Kepala strategi digital Rappler, Gemma B. Mendoza, membahas bagaimana ruang online “didiversifikasi” dengan berbagai jenis sumber informasi. Meskipun ia berpendapat bahwa setiap orang mempunyai hak untuk menyuarakan pendapatnya, ia menambahkan bahwa platform tertentu tidak memiliki kebijakan penjagaan dan verifikasi, yang sangat penting ketika menyangkut klaim palsu yang “tidak dapat diperdebatkan.”

“Apa yang terjadi adalah Anda memiliki ruang yang sangat terdiversifikasi, sumber konten, sumber informasi. Dan informasi, konten, memuat narasi dan pesan yang dapat mempengaruhi pemilih,” ujarnya.

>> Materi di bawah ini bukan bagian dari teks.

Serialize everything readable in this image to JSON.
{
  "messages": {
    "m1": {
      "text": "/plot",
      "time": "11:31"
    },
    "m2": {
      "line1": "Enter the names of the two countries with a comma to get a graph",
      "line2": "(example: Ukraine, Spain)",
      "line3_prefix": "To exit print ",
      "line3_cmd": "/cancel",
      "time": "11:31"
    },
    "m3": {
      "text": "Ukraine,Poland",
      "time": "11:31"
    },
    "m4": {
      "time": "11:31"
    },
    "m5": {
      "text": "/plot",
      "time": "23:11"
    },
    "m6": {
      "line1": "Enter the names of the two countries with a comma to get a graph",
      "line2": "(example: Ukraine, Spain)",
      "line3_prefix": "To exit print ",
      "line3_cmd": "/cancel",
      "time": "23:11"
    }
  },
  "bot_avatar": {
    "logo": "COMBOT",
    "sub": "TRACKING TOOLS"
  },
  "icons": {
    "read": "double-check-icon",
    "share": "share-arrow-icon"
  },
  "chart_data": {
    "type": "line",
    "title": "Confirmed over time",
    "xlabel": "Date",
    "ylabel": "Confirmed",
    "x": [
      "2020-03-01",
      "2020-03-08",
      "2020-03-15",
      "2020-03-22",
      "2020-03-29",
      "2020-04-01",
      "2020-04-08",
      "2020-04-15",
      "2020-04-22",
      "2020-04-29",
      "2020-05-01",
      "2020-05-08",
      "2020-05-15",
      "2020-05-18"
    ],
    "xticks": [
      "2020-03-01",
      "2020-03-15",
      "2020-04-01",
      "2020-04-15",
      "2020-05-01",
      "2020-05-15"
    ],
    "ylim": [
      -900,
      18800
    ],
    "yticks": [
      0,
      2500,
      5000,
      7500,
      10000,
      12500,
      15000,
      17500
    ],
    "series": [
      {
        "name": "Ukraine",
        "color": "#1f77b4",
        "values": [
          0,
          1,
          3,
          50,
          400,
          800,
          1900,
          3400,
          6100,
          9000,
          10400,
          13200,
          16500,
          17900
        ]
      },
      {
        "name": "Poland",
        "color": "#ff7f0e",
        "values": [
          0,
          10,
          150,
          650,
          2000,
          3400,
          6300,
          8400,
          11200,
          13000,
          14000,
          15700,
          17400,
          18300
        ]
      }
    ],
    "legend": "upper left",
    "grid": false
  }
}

Ekonom dan analis politik Andrew Masigan menekankan bahwa “kegaduhan teater dan media sosial” hanyalah salah satu aspek pemilu, dan mendesak para pemilih untuk melakukan penelitian sendiri dan mempelajari platform kandidat.

“Media sosial hanya menceritakan satu aspek atau satu bagian dari cerita. Tapi sungguh, kita juga harus mengandalkan debat, wawancara, situs itu sendiri, dan mempelajari materi…. Ada unsur kehati-hatian yang harus dimiliki setiap pemilih,” katanya.

Selain menasihati setiap pemilih untuk melakukan penelitian sendiri, Masigan juga menekankan pentingnya komunitas internasional membuat protokol untuk disinformasi.

“Saya pikir masalah (disinformasi dan persenjataan Internet) telah meningkat ke titik di mana hal ini mendikte pemerintah, mendikte ketertiban dunia, mendikte keamanan nasional…. Hal ini benar-benar dapat menentukan keberhasilan atau kehancuran masyarakat,” ujarnya. Ressa memperingatkan: jajak pendapat PH bisa mengakibatkan terulangnya serangan Capitol AS jika disinformasi tidak dihentikan)

Media sosial, bukan media tradisional, membuka jalan bagi kembalinya Marcos

Panelis juga menghabiskan sebagian besar webinarnya untuk membahas bagaimana media sosial dimanipulasi untuk membuka jalan bagi kembalinya Marcos di Malacañang. Putra sang diktator, Ferdinand “Bongbong” Marcos Jr., saat ini memimpin survei kepresidenan.

Sementara laporan Pusat Jurnalisme Investigasi Filipina menemukan bahwa Marcos Jr. tidak ada belanja iklan di Facebook, Manhit mengatakan bahwa taruhan presiden memainkan “permainan yang berbeda” karena para influencer, selebritas, dan tokoh-tokoh kecil menyebarkan propaganda tentang warisan keluarga tersebut.

“Influencer media sosial membawa Marcos, atau Tony Gonzaga, yang tampil sebagai tokoh dunia hiburan, yang kini menjadi petugas kampanye, yang suaminya menjadi direktur iklan…artinya mereka bagian dari kampanye. Jadi bukan Marcos yang melakukan ini, tapi produksi mereka,” ujarnya.

Hal serupa juga diungkapkan Mendoza yang mencatat bahwa halaman selebriti, sejarah, dan meme di Facebook digunakan untuk mempromosikan keluarga Marcos.

“Ini bukan hanya tentang beriklan dengan cara tradisional, seperti yang didefinisikan oleh Facebook, namun konten aslilah yang sebenarnya lebih kuat,” kata Mendoza.

Mendoza adalah salah satu jurnalis Rappler yang mengerjakan serial investigasi yang menunjukkan bagaimana jaringan propaganda Facebook menyebarkan kebohongan dalam upaya untuk memoles citra keluarga Marcos.

Jaringan propaganda Marcos juga tersebar di situs media sosial lain seperti Twitter, YouTube, dan Tiktok.

Propaganda Jaringan: Bagaimana Masyarakat Marcos Menggunakan Media Sosial untuk Merebut Kembali Malacañang

Panelis juga membahas bagaimana berbagai tuduhan palsu tentang keluarga Marcos menyebar ke berbagai platform, yang menurut Manhit adalah cara Marcos “membentuk pikiran para pemilih.”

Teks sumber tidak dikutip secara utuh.